Men, it has been well said, think in herds; it will be seen that they go mad in herds, while they only recover their senses slowly, and one by one.” (Kindle Locations 1143-1144).
So it is not surprising that we see some older and wiser heads in Climate Science, one by one, leaving the clique. So, why the constant projections of calamity from Climate Science? Here too, MacKay has an answer:
Omens. Among the other means of self-annoyance upon which men have stumbled, in their vain hope of discovering the future, signs and omens hold a conspicuous place. There is scarcely an occurrence in nature which, happening at a certain time, is not looked upon by some persons as a prognosticator either of good or evil. The latter are in the greatest number, so much more ingenious are we in tormenting ourselves than in discovering reasons for enjoyment in the things that surround us. We go out of our course to make ourselves uncomfortable; the cup of life is not bitter enough to our palate, and we distil [sic] superfluous poison to put into it, or conjure up hideous things to frighten ourselves at, which would never exist if we did not make them.” (Kindle Locations 5742-5746).

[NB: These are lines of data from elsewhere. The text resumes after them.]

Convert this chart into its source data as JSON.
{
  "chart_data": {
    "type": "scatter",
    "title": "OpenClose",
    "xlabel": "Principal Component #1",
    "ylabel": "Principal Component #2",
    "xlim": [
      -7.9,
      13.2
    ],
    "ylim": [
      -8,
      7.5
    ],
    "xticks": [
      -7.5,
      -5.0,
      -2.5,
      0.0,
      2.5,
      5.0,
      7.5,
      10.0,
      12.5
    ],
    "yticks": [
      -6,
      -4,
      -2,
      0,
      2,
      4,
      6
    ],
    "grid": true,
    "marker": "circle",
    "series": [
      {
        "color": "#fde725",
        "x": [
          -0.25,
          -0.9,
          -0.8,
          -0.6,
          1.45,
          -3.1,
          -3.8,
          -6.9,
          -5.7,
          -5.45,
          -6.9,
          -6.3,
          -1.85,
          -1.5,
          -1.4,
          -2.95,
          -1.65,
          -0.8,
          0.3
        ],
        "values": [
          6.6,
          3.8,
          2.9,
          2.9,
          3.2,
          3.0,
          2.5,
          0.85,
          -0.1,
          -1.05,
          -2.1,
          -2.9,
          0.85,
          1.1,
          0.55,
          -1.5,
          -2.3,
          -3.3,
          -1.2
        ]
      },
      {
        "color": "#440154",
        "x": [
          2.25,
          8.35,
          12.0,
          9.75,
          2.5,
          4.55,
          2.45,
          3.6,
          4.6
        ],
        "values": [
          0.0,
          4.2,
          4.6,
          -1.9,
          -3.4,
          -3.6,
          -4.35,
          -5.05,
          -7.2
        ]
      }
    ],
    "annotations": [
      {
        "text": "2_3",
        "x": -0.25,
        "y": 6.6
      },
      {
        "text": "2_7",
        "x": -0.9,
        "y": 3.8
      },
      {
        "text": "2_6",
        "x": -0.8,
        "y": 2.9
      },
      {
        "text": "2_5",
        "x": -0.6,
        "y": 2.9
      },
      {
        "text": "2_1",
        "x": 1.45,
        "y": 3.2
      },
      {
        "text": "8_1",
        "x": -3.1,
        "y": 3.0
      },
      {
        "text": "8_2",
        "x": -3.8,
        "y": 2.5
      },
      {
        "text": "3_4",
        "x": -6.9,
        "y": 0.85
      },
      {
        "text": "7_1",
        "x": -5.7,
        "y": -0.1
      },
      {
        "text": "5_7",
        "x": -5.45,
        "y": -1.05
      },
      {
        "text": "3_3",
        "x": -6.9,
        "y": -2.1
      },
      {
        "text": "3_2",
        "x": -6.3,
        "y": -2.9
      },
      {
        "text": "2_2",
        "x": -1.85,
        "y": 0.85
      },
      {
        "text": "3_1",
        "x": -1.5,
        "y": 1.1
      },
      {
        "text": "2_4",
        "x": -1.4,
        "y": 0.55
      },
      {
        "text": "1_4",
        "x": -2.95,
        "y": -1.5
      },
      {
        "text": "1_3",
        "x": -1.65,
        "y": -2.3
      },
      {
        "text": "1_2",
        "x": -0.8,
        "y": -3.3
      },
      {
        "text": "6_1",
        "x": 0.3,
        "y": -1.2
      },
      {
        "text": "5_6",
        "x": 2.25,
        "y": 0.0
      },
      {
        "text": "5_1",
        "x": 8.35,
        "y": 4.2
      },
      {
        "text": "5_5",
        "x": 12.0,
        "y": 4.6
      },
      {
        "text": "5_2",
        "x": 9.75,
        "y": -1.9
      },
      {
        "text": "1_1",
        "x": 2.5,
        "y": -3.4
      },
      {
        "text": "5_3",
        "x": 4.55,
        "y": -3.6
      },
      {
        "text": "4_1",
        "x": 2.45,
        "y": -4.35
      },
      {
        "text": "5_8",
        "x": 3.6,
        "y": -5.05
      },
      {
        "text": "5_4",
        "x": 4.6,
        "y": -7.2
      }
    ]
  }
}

The mountaineer makes the natural phenomena which he most frequently witnesses prognosticative of the future. The dweller in the plains, in a similar manner, seeks to know his fate among the signs of the things that surround him, and tints his superstition with the hues of his own clime. The same spirit animates them all— the same desire to know that which Infinite Mercy has concealed. There is but little probability that the curiosity of mankind in this respect will ever be wholly eradicated. Death and ill fortune are continual bugbears to the weak-minded, the irreligious, and the ignorant; and while such exist in the world, divines will preach upon its impiety and philosophers discourse upon its absurdity in vain.” (Kindle Locations 5849-5852).
Is there no hope? Are we doomed to live in fear of the future? Will the doomsayers win? The above quote continues:
Still it is evident that these follies have greatly diminished. Soothsayers and prophets have lost the credit they formerly enjoyed, and skulk in secret now where they once shewed their faces in the blaze of day. So far there is manifest improvement.” (Kindle Locations 5852-5854).
As the predictions of the modern climate soothsayers fall into repeated failure, so will climate science slowly improve. One by one, the workers in this field will correct their errors. Some will fall from a great height and be destroyed. Some will suffer large and small epiphanies and ease into the light.
Like Churchill said, “Now this is not the end. It is not even the beginning of the end. But it is, perhaps, the end of the beginning.”